Nick Lachey Reveals Motown Issued 98 Degrees a State-by-State 'Age of Consent' Guide for Tour
In a startling admission, Nick Lachey has revealed that Motown Records provided his boy band, 98 Degrees, with a specific legal guide to navigate relationships with underage fans while on tour. The revelation, made in the upcoming Investigation Discovery documentary 'Boy Band Confidential,' exposes a formalized, label-sanctioned system for managing the legal risks associated with young, predominantly female fanbases during the late-90s boy band era.
Lachey, now 52, recounted that when the group—comprising himself, brother Drew Lachey, Jeff Timmons, and Justin Jeffre—embarked on their first major tour in 1999, their label furnished them with a state-by-state breakdown of age of consent laws.
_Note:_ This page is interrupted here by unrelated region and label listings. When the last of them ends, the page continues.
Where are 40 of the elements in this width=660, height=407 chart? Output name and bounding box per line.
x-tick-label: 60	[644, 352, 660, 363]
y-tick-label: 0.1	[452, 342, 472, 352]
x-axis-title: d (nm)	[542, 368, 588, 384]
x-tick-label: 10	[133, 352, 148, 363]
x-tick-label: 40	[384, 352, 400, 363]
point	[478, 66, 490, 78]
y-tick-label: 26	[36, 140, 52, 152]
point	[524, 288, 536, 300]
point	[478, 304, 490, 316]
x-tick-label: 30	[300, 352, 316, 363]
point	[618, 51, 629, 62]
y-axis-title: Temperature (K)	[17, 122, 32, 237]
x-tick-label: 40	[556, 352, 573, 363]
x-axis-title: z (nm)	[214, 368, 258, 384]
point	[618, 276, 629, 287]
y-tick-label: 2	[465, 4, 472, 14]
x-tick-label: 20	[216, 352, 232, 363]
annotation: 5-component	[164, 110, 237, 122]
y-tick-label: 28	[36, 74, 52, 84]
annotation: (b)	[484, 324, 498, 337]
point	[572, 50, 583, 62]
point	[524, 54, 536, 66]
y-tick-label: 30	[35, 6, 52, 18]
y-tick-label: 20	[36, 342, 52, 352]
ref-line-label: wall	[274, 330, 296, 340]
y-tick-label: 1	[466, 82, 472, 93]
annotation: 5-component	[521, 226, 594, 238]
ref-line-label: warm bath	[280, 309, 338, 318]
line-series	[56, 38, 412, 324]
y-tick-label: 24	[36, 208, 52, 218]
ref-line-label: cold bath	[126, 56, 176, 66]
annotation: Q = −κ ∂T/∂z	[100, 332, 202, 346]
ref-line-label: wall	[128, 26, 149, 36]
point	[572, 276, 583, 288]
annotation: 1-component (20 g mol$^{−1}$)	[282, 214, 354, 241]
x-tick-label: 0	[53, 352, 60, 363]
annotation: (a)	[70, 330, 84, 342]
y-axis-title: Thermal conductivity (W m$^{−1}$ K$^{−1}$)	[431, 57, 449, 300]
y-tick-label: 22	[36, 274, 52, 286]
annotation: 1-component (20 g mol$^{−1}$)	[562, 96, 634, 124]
The members were aged 21 to 24 at the time. This document was presented as a protective measure, ostensibly to keep the young stars 'out of trouble' with the legions of teenage fans who attended their concerts and meet-and-greets.
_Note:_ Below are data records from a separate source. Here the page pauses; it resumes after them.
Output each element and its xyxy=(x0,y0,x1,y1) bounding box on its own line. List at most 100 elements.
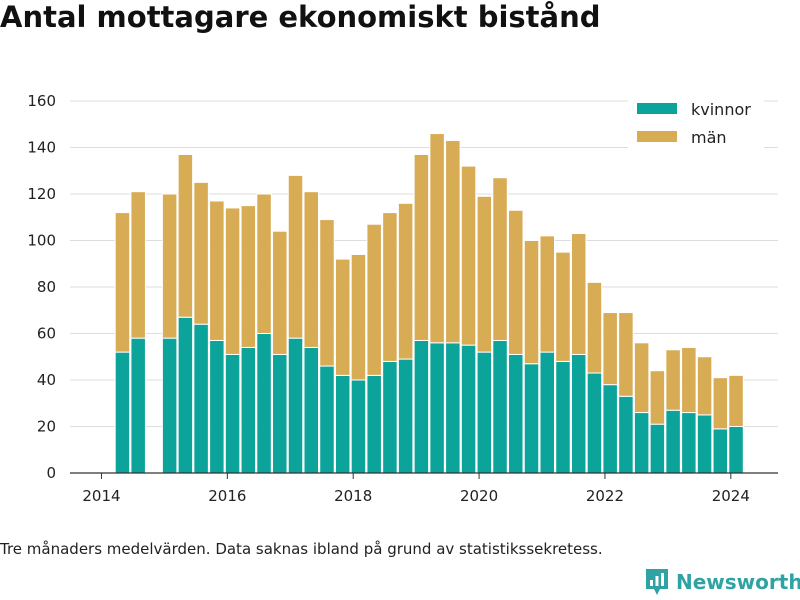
y-tick-label: 140 xyxy=(27,139,56,157)
bar-chart: 0 20 40 60 80 100 120 140 160 2014 2016 2018 2020 202… xyxy=(27,92,778,505)
x-tick-label: 2022 xyxy=(586,487,624,505)
bar-man xyxy=(492,177,508,341)
bar-kvinnor xyxy=(539,351,555,474)
bar-kvinnor xyxy=(334,374,351,474)
y-tick-label: 0 xyxy=(46,464,56,482)
x-tick-label: 2020 xyxy=(460,487,498,505)
y-tick-label: 160 xyxy=(27,92,56,110)
bar-man xyxy=(382,212,398,362)
bar-man xyxy=(618,312,634,397)
bar-man xyxy=(193,181,209,325)
bar-man xyxy=(350,253,367,381)
bar-kvinnor xyxy=(209,339,225,474)
bar-kvinnor xyxy=(476,351,493,474)
bar-kvinnor xyxy=(696,414,713,474)
bar-man xyxy=(366,223,382,376)
bar-kvinnor xyxy=(492,339,508,474)
bar-kvinnor xyxy=(193,323,209,474)
y-tick-label: 40 xyxy=(37,371,56,389)
bar-kvinnor xyxy=(523,363,540,474)
bar-kvinnor xyxy=(429,342,445,474)
bar-man xyxy=(177,153,194,318)
bar-man xyxy=(476,195,493,353)
bar-kvinnor xyxy=(287,337,304,474)
bar-man xyxy=(240,205,257,348)
bar-man xyxy=(256,193,272,334)
x-tick-label: 2018 xyxy=(334,487,372,505)
bar-man xyxy=(334,258,351,376)
bar-kvinnor xyxy=(413,339,430,474)
bar-kvinnor xyxy=(665,409,681,474)
bar-kvinnor xyxy=(130,337,146,474)
bar-kvinnor xyxy=(256,333,272,474)
y-tick-label: 60 xyxy=(37,325,56,343)
bar-kvinnor xyxy=(161,337,178,474)
bar-man xyxy=(445,140,461,344)
brand[interactable]: Newsworthy xyxy=(644,567,800,597)
bar-kvinnor xyxy=(114,351,131,474)
bar-man xyxy=(460,165,477,346)
bar-man xyxy=(539,235,555,353)
bar-man xyxy=(429,133,445,344)
bar-kvinnor xyxy=(618,395,634,474)
bar-man xyxy=(712,377,729,430)
bar-kvinnor xyxy=(350,379,367,474)
x-tick-label: 2024 xyxy=(712,487,750,505)
bar-kvinnor xyxy=(272,353,288,474)
bar-man xyxy=(508,209,524,355)
bar-man xyxy=(555,251,571,362)
bar-man xyxy=(681,346,697,414)
bar-kvinnor xyxy=(397,358,414,474)
bar-man xyxy=(602,312,618,386)
legend-label-kvinnor: kvinnor xyxy=(691,100,751,119)
bar-kvinnor xyxy=(382,360,398,474)
bar-kvinnor xyxy=(460,344,477,474)
x-tick-label: 2016 xyxy=(208,487,246,505)
y-tick-label: 120 xyxy=(27,185,56,203)
newsworthy-logo-icon xyxy=(646,569,668,595)
bar-kvinnor xyxy=(240,346,257,474)
bar-man xyxy=(161,193,178,339)
y-tick-label: 20 xyxy=(37,418,56,436)
bar-kvinnor xyxy=(366,374,382,474)
x-tick-label: 2014 xyxy=(82,487,120,505)
bar-kvinnor xyxy=(224,353,241,474)
legend-swatch-kvinnor xyxy=(637,103,677,114)
bar-man xyxy=(209,200,225,341)
legend: kvinnor män xyxy=(628,96,764,150)
bar-man xyxy=(728,374,744,428)
legend-swatch-man xyxy=(637,131,677,142)
y-tick-label: 80 xyxy=(37,278,56,296)
bar-man xyxy=(696,356,713,416)
bar-man xyxy=(523,240,540,365)
bar-man xyxy=(224,207,241,355)
bar-man xyxy=(272,230,288,355)
bar-kvinnor xyxy=(728,426,744,474)
footnote: Tre månaders medelvärden. Data saknas ib… xyxy=(0,540,603,558)
bar-kvinnor xyxy=(712,428,729,474)
bar-man xyxy=(413,153,430,341)
bar-kvinnor xyxy=(445,342,461,474)
bar-kvinnor xyxy=(649,423,666,474)
axes: 0 20 40 60 80 100 120 140 160 2014 2016 2018 2020 202… xyxy=(27,92,778,505)
bar-man xyxy=(397,202,414,360)
bar-kvinnor xyxy=(303,346,319,474)
bar-man xyxy=(633,342,650,414)
bar-kvinnor xyxy=(570,353,587,474)
bar-kvinnor xyxy=(555,360,571,474)
bar-kvinnor xyxy=(681,412,697,474)
bars xyxy=(114,133,744,474)
bar-man xyxy=(303,191,319,348)
chart-title: Antal mottagare ekonomiskt bistånd xyxy=(0,0,601,34)
brand-name: Newsworthy xyxy=(676,570,800,594)
bar-kvinnor xyxy=(177,316,194,474)
bar-man xyxy=(586,281,603,374)
bar-man xyxy=(319,219,335,367)
bar-kvinnor xyxy=(508,353,524,474)
bar-man xyxy=(649,370,666,425)
bar-man xyxy=(287,174,304,339)
bar-kvinnor xyxy=(586,372,603,474)
bar-man xyxy=(130,191,146,339)
bar-man xyxy=(570,233,587,355)
bar-man xyxy=(114,212,131,353)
The disclosure pulls back the curtain on the calculated, corporate-level management of celebrity-fan interactions in a high-risk environment. It frames the intense scrutiny and potential legal liabilities not as an afterthought, but as a pre-planned operational concern for a major record label like Motown. The story raises pointed questions about the normalized pressures and ethical gray areas young performers were steered through by the industry machinery that profited from their appeal.